Factor Analysis: This method consists of taking a large set of data and compressing it into a smaller set of data that is more easily analyzed. This allows for a deeper understanding of the data and picking up on anything that could have been overlooked or more challenging to identify in a massive set of data.
Time Series Analysis: Widely used in the field of finance, time series analysis follows data points over time in order to identify trends, cycles, and patterns and the driving force behind these rhythms.
Tools of Data Analysis
Data Analytics has evolved tremendously and the process has been simplified and expedited significantly by the use of technology. Traditional data analytics involves using mathematical and statistical equations that very well could be done by hand, but it is tedious and time consuming. Fortunately, now there are various software programs that can complete most of the work in a fraction of the time and with more accuracy. Using spreadsheets on Microsoft Excel is one way to store large amounts of data, but there are also many platforms that crunch numbers and perform the various techniques listed above. Some examples include Python, R, Tableau, Power Bi, Rapid Miner, Apache Spark, Talend, Splunk and many more.

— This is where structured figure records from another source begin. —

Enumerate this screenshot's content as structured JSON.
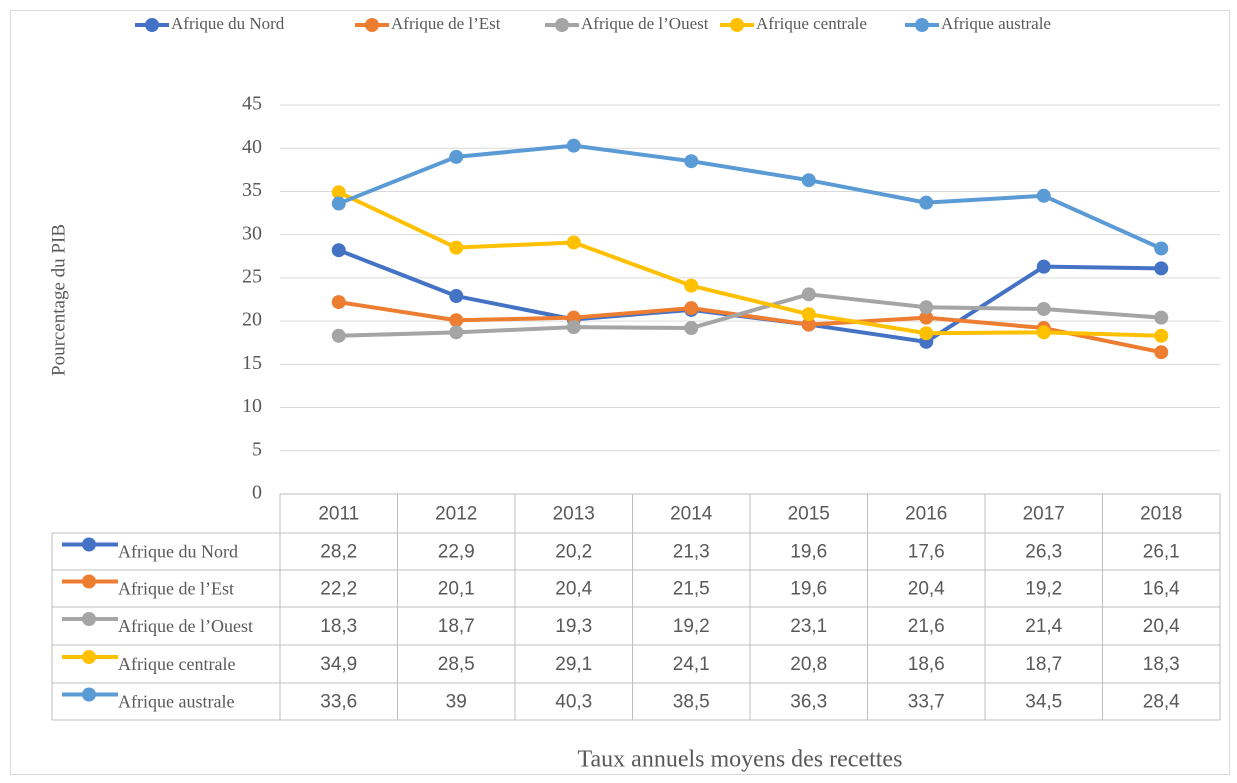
{
  "chart_data": {
    "type": "line",
    "y_label": "Pourcentage du PIB",
    "x_label": "Taux annuels moyens des recettes",
    "categories": [
      "2011",
      "2012",
      "2013",
      "2014",
      "2015",
      "2016",
      "2017",
      "2018"
    ],
    "ylim": [
      0,
      45
    ],
    "yticks": [
      0,
      5,
      10,
      15,
      20,
      25,
      30,
      35,
      40,
      45
    ],
    "grid": true,
    "legend": "top",
    "series": [
      {
        "name": "Afrique du Nord",
        "color": "#4472c4",
        "values": [
          28.2,
          22.9,
          20.2,
          21.3,
          19.6,
          17.6,
          26.3,
          26.1
        ],
        "value_labels": [
          "28,2",
          "22,9",
          "20,2",
          "21,3",
          "19,6",
          "17,6",
          "26,3",
          "26,1"
        ]
      },
      {
        "name": "Afrique de l’Est",
        "color": "#ed7d31",
        "values": [
          22.2,
          20.1,
          20.4,
          21.5,
          19.6,
          20.4,
          19.2,
          16.4
        ],
        "value_labels": [
          "22,2",
          "20,1",
          "20,4",
          "21,5",
          "19,6",
          "20,4",
          "19,2",
          "16,4"
        ]
      },
      {
        "name": "Afrique de l’Ouest",
        "color": "#a5a5a5",
        "values": [
          18.3,
          18.7,
          19.3,
          19.2,
          23.1,
          21.6,
          21.4,
          20.4
        ],
        "value_labels": [
          "18,3",
          "18,7",
          "19,3",
          "19,2",
          "23,1",
          "21,6",
          "21,4",
          "20,4"
        ]
      },
      {
        "name": "Afrique centrale",
        "color": "#ffc000",
        "values": [
          34.9,
          28.5,
          29.1,
          24.1,
          20.8,
          18.6,
          18.7,
          18.3
        ],
        "value_labels": [
          "34,9",
          "28,5",
          "29,1",
          "24,1",
          "20,8",
          "18,6",
          "18,7",
          "18,3"
        ]
      },
      {
        "name": "Afrique australe",
        "color": "#5b9bd5",
        "values": [
          33.6,
          39,
          40.3,
          38.5,
          36.3,
          33.7,
          34.5,
          28.4
        ],
        "value_labels": [
          "33,6",
          "39",
          "40,3",
          "38,5",
          "36,3",
          "33,7",
          "34,5",
          "28,4"
        ]
      }
    ]
  }
}
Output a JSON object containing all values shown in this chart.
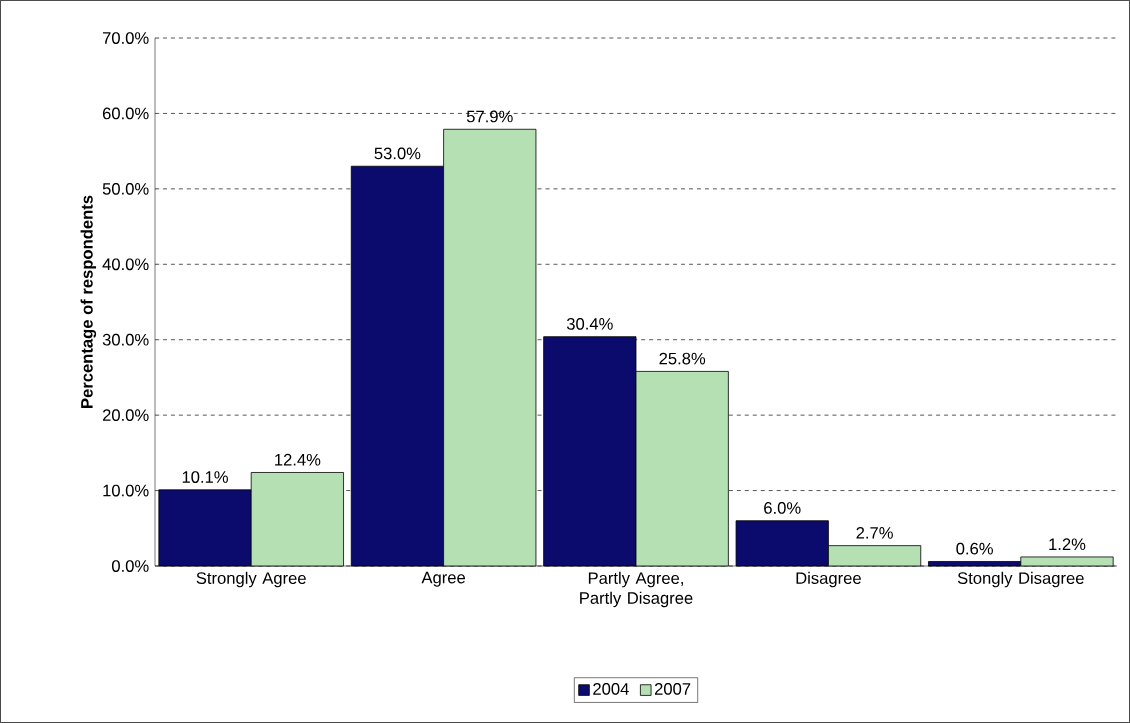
{
  "chart_data": {
    "type": "bar",
    "ylabel": "Percentage of respondents",
    "categories": [
      "Strongly Agree",
      "Agree",
      "Partly Agree, Partly Disagree",
      "Disagree",
      "Stongly Disagree"
    ],
    "series": [
      {
        "name": "2004",
        "color": "#0b0b6e",
        "values": [
          10.1,
          53.0,
          30.4,
          6.0,
          0.6
        ],
        "value_labels": [
          "10.1%",
          "53.0%",
          "30.4%",
          "6.0%",
          "0.6%"
        ]
      },
      {
        "name": "2007",
        "color": "#b4e0b4",
        "values": [
          12.4,
          57.9,
          25.8,
          2.7,
          1.2
        ],
        "value_labels": [
          "12.4%",
          "57.9%",
          "25.8%",
          "2.7%",
          "1.2%"
        ]
      }
    ],
    "ylim": [
      0,
      70
    ],
    "yticks": [
      {
        "value": 0,
        "label": "0.0%"
      },
      {
        "value": 10,
        "label": "10.0%"
      },
      {
        "value": 20,
        "label": "20.0%"
      },
      {
        "value": 30,
        "label": "30.0%"
      },
      {
        "value": 40,
        "label": "40.0%"
      },
      {
        "value": 50,
        "label": "50.0%"
      },
      {
        "value": 60,
        "label": "60.0%"
      },
      {
        "value": 70,
        "label": "70.0%"
      }
    ],
    "grid": "y",
    "legend": "bottom"
  }
}
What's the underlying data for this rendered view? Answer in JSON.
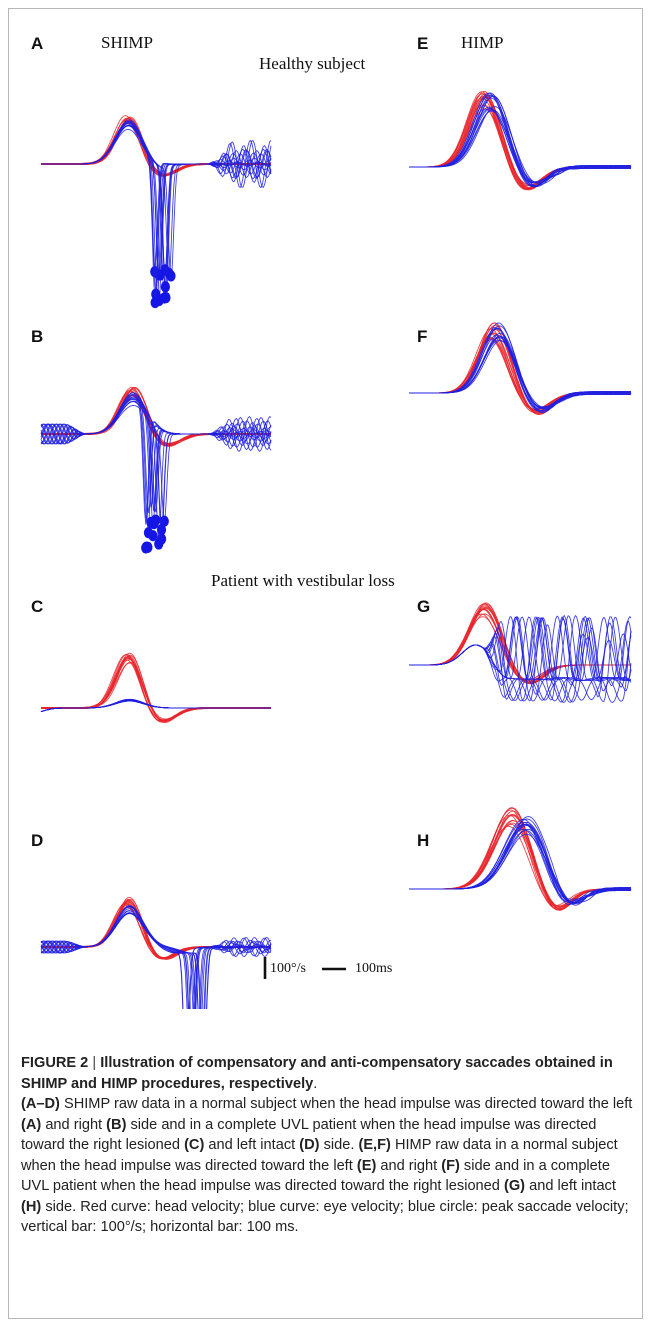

Data Analytics Key Takeaway
Data Analytics is the science of processing and analyzing raw data resulting in data-backed evidence that helps businesses make more informed decisions. Data analytics is used across the board in marketing, finance, healthcare, and other fields all with the main goal of optimizing effectiveness and efficiency. Data analytics is completed through a series of steps that are crucial in gathering the right data and then analyzed through various techniques. With the results of the data analysis process, the best course of action is then decided. All of this can be done seamlessly with the help of automated data analytics technology. Data analytics is an ongoing process that aims to refine how businesses are run and specifically how marketers use data.